Evaluate drug therapy to treat OCD.

A
  • Soomro et al did a meta analysis and found that 17 studies found SSRI’s to be more effective than placebos and symptoms of OCD declined in 70% of patients taking SSRI’s
  • drugs are cost effective and non disruptive so doctors and the NHS often favour them
  • drugs can have unpleasant side effects which may lead to some people stopping taking them - reducing the effectiveness.
49
Q

explain the statistical infrequency definition of abnormality.

A

when an individual has a less common characteristic than most people. this is determined by an arbitrary point on a normal distribution curve. for example those in the bottom 2% of the IQ distribution are said to have intellectual disability disorder.

50
Q

evaluate the statistical infrequency definition of abnormality.

A
  • it has real life applications as it can be used to diagnose certain disorders and see how far someone deviates from the statistical norm
  • unusual or rare characteristics such as abnormally high intelligence can be thought of as positive rather than needing a diagnosis.
  • some people can live their lives perfectly fine and happily while being considered statistically abnormal and will not benefit from a diagnosis.
51
Q

explain the deviation from social norms definition of abnormality.

A

when an individual displays behaviour that the society or community they are in considers different from the expected standards. these are bound to the culture we live in and will depend on our society. although things such as antisocial personality disorder (being a psychopath) is considered abnormal in most societies.

52
Q

evaluate the deviation from social norms definition of abnormality.

A
  • it cannot be the sole reason for defining abnormality as some people are different without harming anyone or themselves
  • cultural relativism is a problem as social norms are bound entirely to the culture.
  • it can lead to the abuse of human rights, for example dictatorships like Stalins would claim that anyone who opposed them was psychologically abnormal and arrest them.
53
Q

explain the failure to function adequately definition of abnormality.

A

when someone is unable to cope with the daily demands of living. this could include being unable to maintain health and hygiene or hold down a job.
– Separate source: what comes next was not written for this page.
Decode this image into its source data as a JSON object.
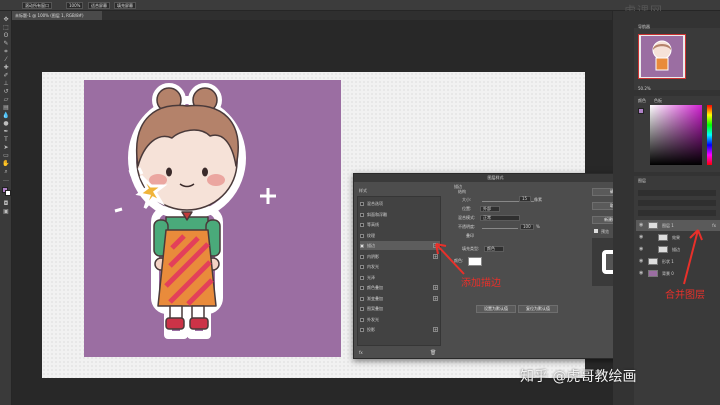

Rosenham and Seligman proposed that it could be defined as not conforming to standard interpersonal rules, experiencing severe personal distress or being dangerous to themselves or others.

54
Q

evaluate the failure to function adequately definition of abnormality.

A
  • it includes an element of patients choice and acknowledges that their distress matters in a diagnosis.
  • it doesn’t distinguish between a failure to function and deviation from social norms. new age travelers may not fit the criteria but also may not be abnormal
  • it is not the patient but a psychiatrist who decides whether the patient is functioning adequately or not so it is still slightly subjective.
55
Q

explain the deviation from ideal mental health definition of abnormality.

A

this definition has a criteria for the things that a normal person should do or be and if an individual does not meet these criteria they are abnormal. these criteria include things such as self actualising, coping with stress, having good self esteem, being independent and working successfully.

56
Q

evaluate the deviation from ideal mental health definition of abnormality.

A
  • it is comprehensive and covers a broad range of criteria for mental health
  • it is culture bound to some extent - mostly to individualistic countries. individualist countries see independence as good whereas being dependent on others in a collectivist culture is seen as normal.
  • it sets an unrealistically high standard for mental health. very few people meet all the criteria. this is a strength as it shows us what we should be working towards and what we would benefit from but it also means that some people may receive treatment they didn’t feel they needed.